Der niederländische Maler hat die Malerei niemals aufgegeben und fertigte ausgesprochen viele Gemälde an, die die umliegende Natur und unter anderem auch die Olivenbäume darstellten. Der Olivenbaum stellte für den Künstler das perfekte Lebenssymbol und Symbol der Vereinigung des Menschen mit Gott dar. Dieses Gemälde stellt im Speziellen den Versuch Vincents dar, sein Verhältnis zu Gott zu versinnbildlichen und unterstreicht die emotionelle Verbindung, die er zur Natur hatte.
Maurizio Cattelan (1960)
Ohne Titel, 1998, Castello di Rivoli (To)
In der zeitgenössischen Kunst haben die Elemente der Natur zahlreiche Bedeutungen, die im Allgemeinen mit der Verwendung des Materials im engen Sinn zur Erschaffung von etwas Neuem zusammenhängen. In diesem Werk des Künstlers Maurizio Cattelan aus Padua ist der Olivenbaum eine Installation, die sich dem Blick des Betrachters aufdrängt und zum festen Bestandteil des Museumsraumes wird, in dem sie sich befindet. Offenkundig provokant sinnt der Künstler über die Realität und über das Sinnbild des Baums nach und stellt einen Baum in seiner Gesamtheit auf einem riesigen Erdsockel auf, der ihn am Leben erhält.
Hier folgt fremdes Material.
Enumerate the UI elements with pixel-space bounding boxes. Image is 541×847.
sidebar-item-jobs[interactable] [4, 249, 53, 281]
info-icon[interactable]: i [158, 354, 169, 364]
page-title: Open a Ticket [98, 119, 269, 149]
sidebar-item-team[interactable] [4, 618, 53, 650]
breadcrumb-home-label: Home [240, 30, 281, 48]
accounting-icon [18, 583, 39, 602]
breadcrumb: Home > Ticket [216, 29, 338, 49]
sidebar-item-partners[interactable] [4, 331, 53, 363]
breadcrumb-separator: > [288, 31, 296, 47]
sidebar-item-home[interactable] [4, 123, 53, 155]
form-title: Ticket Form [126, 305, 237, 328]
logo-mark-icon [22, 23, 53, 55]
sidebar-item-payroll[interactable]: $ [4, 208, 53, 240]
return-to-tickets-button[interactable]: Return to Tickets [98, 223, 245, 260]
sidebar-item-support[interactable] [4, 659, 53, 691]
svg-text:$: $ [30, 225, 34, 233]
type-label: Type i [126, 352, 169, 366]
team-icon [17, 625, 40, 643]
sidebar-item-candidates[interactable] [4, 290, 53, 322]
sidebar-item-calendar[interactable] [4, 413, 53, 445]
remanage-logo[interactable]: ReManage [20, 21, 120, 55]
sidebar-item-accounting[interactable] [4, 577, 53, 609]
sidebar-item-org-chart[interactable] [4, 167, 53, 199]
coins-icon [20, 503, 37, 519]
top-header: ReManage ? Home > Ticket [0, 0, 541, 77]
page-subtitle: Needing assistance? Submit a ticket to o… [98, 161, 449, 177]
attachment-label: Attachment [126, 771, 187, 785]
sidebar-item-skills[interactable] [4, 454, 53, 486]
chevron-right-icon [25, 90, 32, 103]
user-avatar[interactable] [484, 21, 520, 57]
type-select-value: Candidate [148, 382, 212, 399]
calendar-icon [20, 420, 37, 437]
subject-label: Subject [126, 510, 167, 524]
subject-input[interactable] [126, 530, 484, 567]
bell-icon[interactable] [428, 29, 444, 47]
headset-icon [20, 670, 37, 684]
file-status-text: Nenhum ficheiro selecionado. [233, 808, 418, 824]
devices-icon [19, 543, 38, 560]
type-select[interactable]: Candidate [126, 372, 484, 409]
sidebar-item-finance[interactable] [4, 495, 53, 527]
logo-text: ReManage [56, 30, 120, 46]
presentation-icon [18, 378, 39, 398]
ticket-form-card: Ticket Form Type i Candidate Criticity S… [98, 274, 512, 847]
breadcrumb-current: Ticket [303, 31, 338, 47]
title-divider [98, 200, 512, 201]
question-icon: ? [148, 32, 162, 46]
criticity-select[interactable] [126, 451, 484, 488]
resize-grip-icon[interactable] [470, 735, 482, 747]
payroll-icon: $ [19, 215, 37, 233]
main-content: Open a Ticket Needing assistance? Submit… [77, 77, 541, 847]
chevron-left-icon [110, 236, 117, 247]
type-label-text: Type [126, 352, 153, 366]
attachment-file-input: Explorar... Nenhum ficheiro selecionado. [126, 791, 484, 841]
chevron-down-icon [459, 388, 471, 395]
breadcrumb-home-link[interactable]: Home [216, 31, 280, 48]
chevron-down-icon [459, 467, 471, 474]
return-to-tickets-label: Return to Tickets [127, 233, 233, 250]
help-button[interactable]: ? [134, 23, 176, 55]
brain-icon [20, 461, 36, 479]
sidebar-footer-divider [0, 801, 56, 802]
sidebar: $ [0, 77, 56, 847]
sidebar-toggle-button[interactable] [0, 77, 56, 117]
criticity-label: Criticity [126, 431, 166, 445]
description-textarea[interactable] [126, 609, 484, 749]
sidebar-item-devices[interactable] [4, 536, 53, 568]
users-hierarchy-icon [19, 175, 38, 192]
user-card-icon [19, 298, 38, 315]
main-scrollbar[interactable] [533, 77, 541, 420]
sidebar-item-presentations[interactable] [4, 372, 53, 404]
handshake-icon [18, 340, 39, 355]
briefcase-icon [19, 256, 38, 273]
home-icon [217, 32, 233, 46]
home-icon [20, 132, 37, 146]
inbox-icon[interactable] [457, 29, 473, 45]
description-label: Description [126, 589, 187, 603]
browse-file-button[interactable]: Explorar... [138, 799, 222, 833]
Joseph Beuys (1921 – 1986)
Olivestone, 1984, Bolognano (Pe)
Olivestone ist ein Werk, das mit der Forschung des deutschen Künstlers Joseph Beuys während der letzten Jahre seines Lebens zusammenhängt. Der Künstler arbeitet in einem kleinen Dorf in der Provinz von Pescara an der Unternehmung mit dem Titel „Difesa della Natura“ (Verteidigung der Natur), die er in den Siebzigerjahren begonnen hatte. Beuys konzipiert und realisiert ein Werk, das aus fünf Absetzbecken für Olivenöl der Familie Durini besteht, die mit einer antiken, in das Olivenöl getauchten Steinplatte bedeckt sind. Die Wannen werden so zu richtigen ‚lebenden‘ Skulpturen, weil sie sich immerzu vom Öl nähren, das sie aufsaugen. Beuys ist in allen seinen Werken auf unablässiger Suche nach einer tiefen Harmonie mit sich selbst, den Menschen und der Natur. Die Natur zu verteidigen bedeutet, den Menschen zu verteidigen.